What Gets Outsourced?



According to A.D. Little data, western pharmaceutical companies outsource 100% of their basic chemicals for API production compared to 60% of early intermediates, 20% of late intermediates and just 5% of proprietary APIs. However, as patents expire, outsourcing becomes more important to pharmaceutical companies. In fact, 20% of mature “sunset APIs” get outsourced.  But Mr. Bogras noted that for now, at least, China and India are primarily used for early phased intermediates.

“Western pharmaceutical companies plan to increase their share of outsourcing from emerging countries,” observed Mr. Borgas. “The West’s share is expected to decrease as emerging countries gain an increasing importance as fine chemical sources.”

Conducting Business in Asia



But before fine chemical producers rush off in search of a low-cost supplier for the near-term, they must look further down the road and be confident that the relationships forged have staying power.

“Nobody can change suppliers every year and hope to compete in this very service-oriented segment,” warned Dr. Bloodworth.

His company has formed sourcing organizations in both Shanghai and Mumbai and has integrated these teams into its global sourcing organizations.  At the same time, Saltigo has formed a dedicated team to aid suppliers with technological and logistical support.

“It takes a lot of baby-sitting,” he cautioned. “No doubt about that.”

Still results have been extremely positive for Saltigo. In fact, Saltigo’s Asian sourcing has jumped from less than 5% of total chemical sourcing in 2004 to more than 20% this year.

At the same time, Dr. Bloodworth praised outsourcing initiatives in Eastern European countries such as Russia, Poland and the Czech Republic.  All of these countries are adopting EU safety guidelines and, unlike China, have easy access to most raw materials.

Mr. Principe of Degussa noted that his company formed a joint venture in May with Lynchem, based in Dalian, Liaoning Province, China. Under terms of the agreement, Degussa holds 51% of the venture. According to Degussa, the JV combines Lynchem’s track record in the efficient production of custom-made fine chemicals with Degussa’s strength as a market leader in technology development as well as for good manufacturing practice (GMP) intermediates and APIs for the pharmaceutical industry. According to Degussa, it is the first European supplier to implement the concept of horizontal integration in the custom-manufacturing market.

Some Caveats



All the executives who participated in the DCAT roundtable urged caution when it comes to intellectual property. Dr. Bloodworth, for example, reminded the audience that contracts alone are not enough to protect IP, and he suggested that initial agreements should be limited to existing products and technologies.
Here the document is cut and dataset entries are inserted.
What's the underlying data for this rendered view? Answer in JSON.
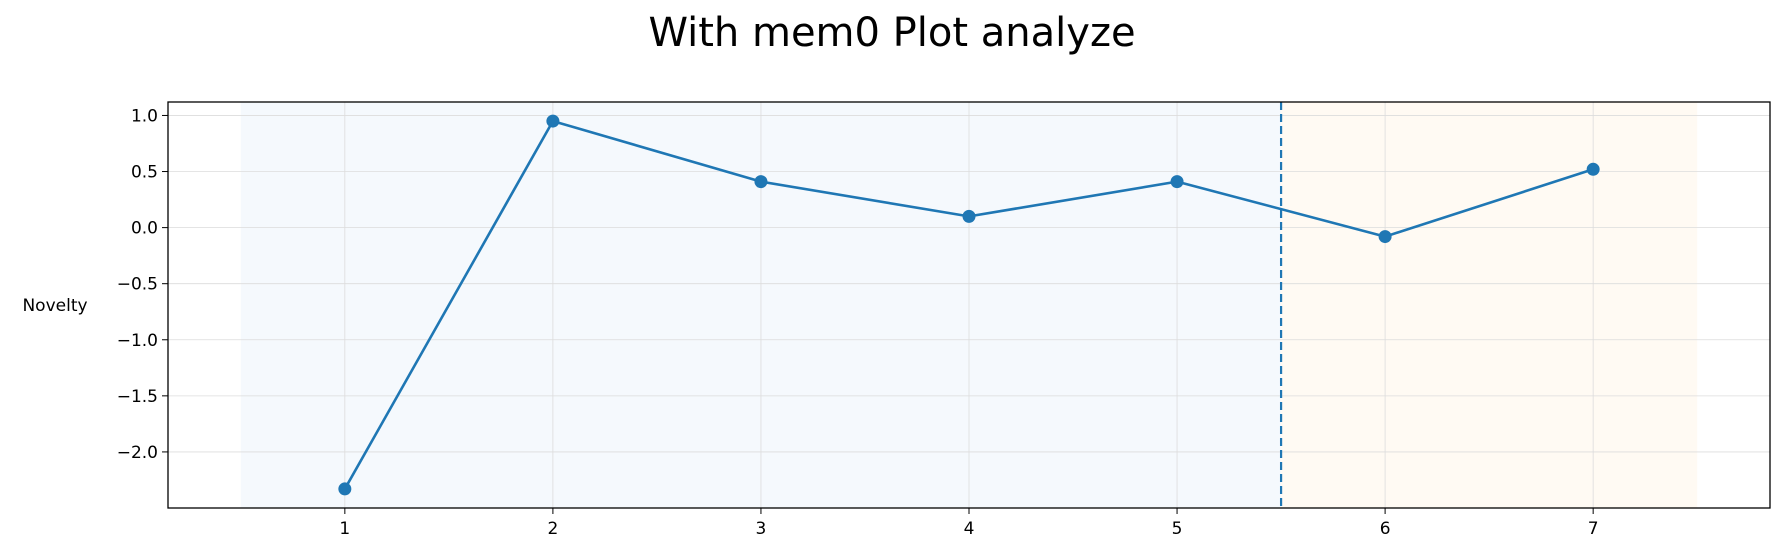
{
  "chart_data": {
    "type": "line",
    "title": "With mem0 Plot analyze",
    "xlabel": "",
    "ylabel": "Novelty",
    "x": [
      1,
      2,
      3,
      4,
      5,
      6,
      7
    ],
    "xticks": [
      "1",
      "2",
      "3",
      "4",
      "5",
      "6",
      "7"
    ],
    "xlim": [
      0.15,
      7.85
    ],
    "ylim": [
      -2.5,
      1.12
    ],
    "yticks": [
      1.0,
      0.5,
      0.0,
      -0.5,
      -1.0,
      -1.5,
      -2.0
    ],
    "ytick_labels": [
      "1.0",
      "0.5",
      "0.0",
      "−0.5",
      "−1.0",
      "−1.5",
      "−2.0"
    ],
    "series": [
      {
        "values": [
          -2.33,
          0.95,
          0.41,
          0.1,
          0.41,
          -0.08,
          0.52
        ],
        "color": "#1f77b4",
        "marker": "circle"
      }
    ],
    "shaded_regions": [
      {
        "x_start": 0.5,
        "x_end": 5.5,
        "color": "#f5f9fd"
      },
      {
        "x_start": 5.5,
        "x_end": 7.5,
        "color": "#fffaf3"
      }
    ],
    "vertical_lines": [
      {
        "x": 5.5,
        "style": "dashed",
        "color": "#1f77b4"
      }
    ],
    "grid": true,
    "legend": "none"
  }
}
At the same time, nearly every speaker said there is a lack of transparency when it comes to pricing.

“Chinese companies keep three books,” observed one speaker. “One for you, one for the government and one for themselves!”

Costs too can be a problem. As already mentioned, although capital investment and operational costs are much lower in Asia, if a company is forced to used an existing facility, costs can skyrocket and easily approach or even surpass what it would cost to produce material in Western Europe.

To avoid these inflated costs, Mr. Borgas suggested an alternative strategy whereby a global company can exercise its breadth and depth of knowledge and assets to best serve its customers. For example, Lonza uses its facilities in Visp, Switzerland and Braine, Belgium as an R&D hub as well as the production of complex intermediates and large volume APIs. The new site in Nansha, China is responsible for some discovery and development as well as API and intermediate production. Meanwhile, the Lonza site in Riverside, PA is involved in launch and technology transfer  operations, production and controlled substance synthesis. The site in Kourim, Czech Republic is dedicated to fermentation, production and launch of bio-based products.

Like many other successful fine chemical producers, Lonza has realized that a one-region-fits-all approach to sourcing no longer fits in the global fine chemical industry.